Eulenfisch - Limburger Magazin für Religion und Bildung

Glauben. Philosophie der Religion

In seiner 52. Ausführung überrascht uns „der blaue reiter“ mit einer der Religionsphilosophie gewidmeten Ausgabe, die insbesondere Religionslehrerinnen und Religionslehrer anspricht. Entlang der Seiten begegnen die grundlegenden Fragen, ob Religionsunterricht in einer sich zu der Säkularisierung hingezogenen Gesellschaft immer noch sinnvoll sein und ob Religion für das Individuum und die Gemeinschaft weiterhin eine verbindliche Bedeutung haben kann. So ist es kein Zufall, dass der Chefredakteur Siegfried Reusch bereits auf der ersten Seite der 1917 von Max Weber „gepredigten“ Entzauberung der Welt durch das wissenschaftliche Wissen eine „beständige Wiederverzauberung der Welt“ gegenüberstellt als Motto dessen, was in den unterschiedlichen Beiträgen zur Sprache gebracht wird, und als Ausdruck eines ständigen menschlichen Bedürfnisses, welches nicht mit der institutionellen Seite der Religion zu verwechseln sei.

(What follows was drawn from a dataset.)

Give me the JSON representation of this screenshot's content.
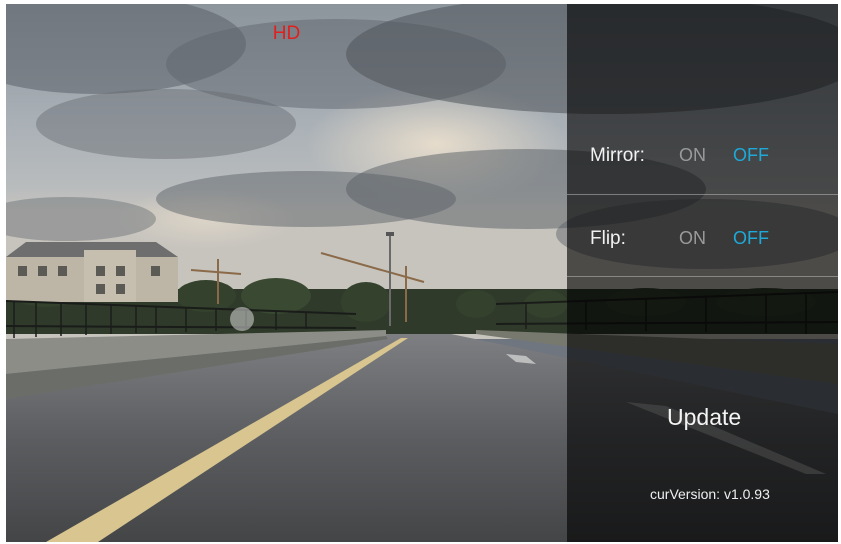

Diese Idee findet einen direkten und vertiefenden Nachklang im Beitrag von Koo van der Wal, der der Frage nach einem philosophischen Zugang zur spirituellen Dimension der menschlichen Existenz und der damit verbundenen Sehnsucht in der postmodernen Gesellschaft nachgeht – und den begrenzten Erfahrungsbegriff und Wissenshorizont der neuzeitlichen Wissenschaften hervorhebt. Diese Reflexionen folgen auf die Gedanken der Religionswissenschaftlerin und -historikerin Daria Pezzoli-Olgiati über den Gegenstand und den wissenschaftlichen Charakter der Religionswissenschaft im Hinblick auf verschiedene Phänomene und Strömungen wie die Phänomenologie, den Evolutionismus, den Funktionalismus und den Strukturalismus, die sich im letzten Jahrhundert herauskristallisiert haben. Sie nähern sich dem Religiösen aus unterschiedlichen, oft konvergierenden Sichtweisen bei der Erläuterung beispielsweise der von den Religionen generierten kulturellen Bedeutungen und der Symbole.

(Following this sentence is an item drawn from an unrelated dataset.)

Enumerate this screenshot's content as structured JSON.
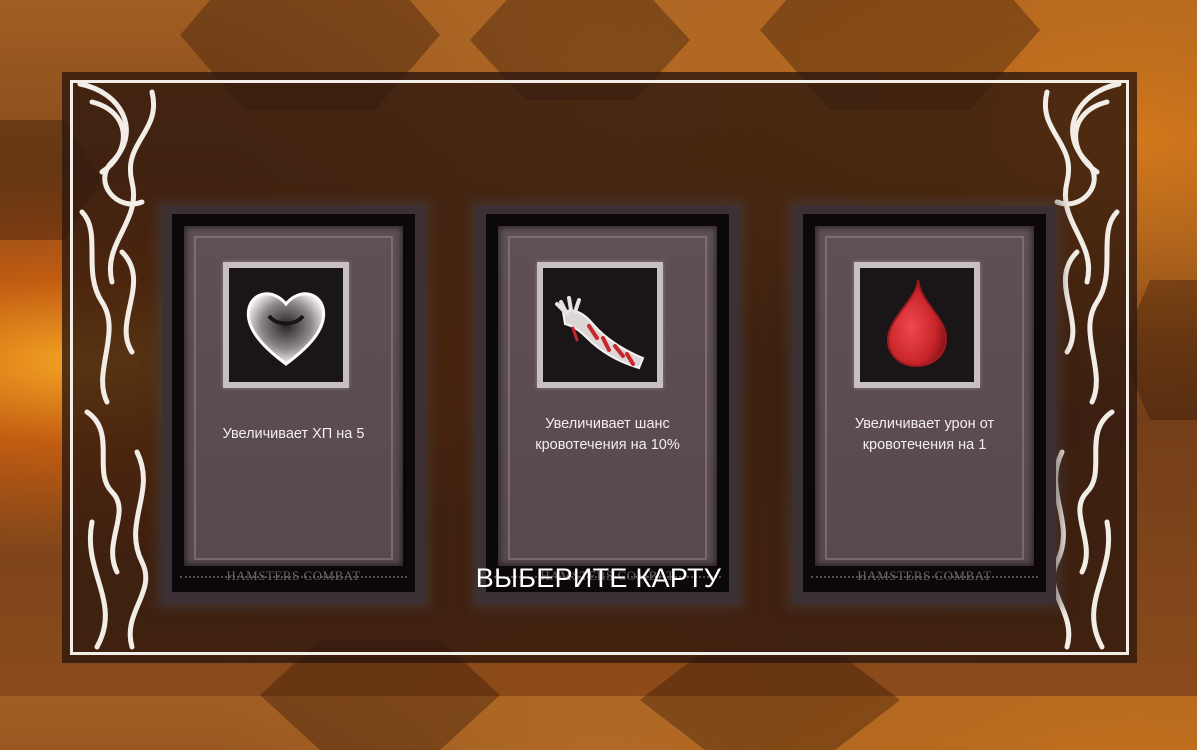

Über die zum Agnostizismus führenden philosophisch-analytischen Widersprüche des abrahamitischen Gottes macht Wolfgang Detel aufmerksam: In seinem Aufsatz erkundet er die Möglichkeit einer Religiosität ohne Gott verbunden mit einer kritischen Betrachtung des Machtmissbrauches der monotheistischen Religionen, was seiner Meinung nach für eine strikte Säkularisierung des Staates spricht. Um gerade eine strenge Trennung von Glauben und Vernunft zu überbrücken, setzen sich Arbogast Schmitt, Jan Urbich und Martin Krieger mit dem vernünftigen Charakter des Glaubens auseinander. Die begriffliche Erfassung des Reiches des Unsichtbaren anhand eines ontologischen Gottesbildes, welches die erhabenste Auseinandersetzung der menschlich-endlichen Vernunft mit dem der Realität zugrundeliegenden Sein in der antiken Philosophie darstellt, wird von Schmitt präsentiert. Urbich befasst sich in derselben Richtung mit der metaphysischen Sehnsucht nach dem Absoluten in der abendländischen Philosophiegeschichte beleuchtet mit Blick auf die klassischen Positionen von Parmenides, Aristoteles, Spinoza und Hegel. Krieger behauptet allerdings, dass die Religion ihre Vernünftigkeit dadurch erhält, dass sie Halt gebe, Sinn stifte und Werte vermittle (31), was grundsätzlich eine moderate Säkularisierung rechtfertigen würde.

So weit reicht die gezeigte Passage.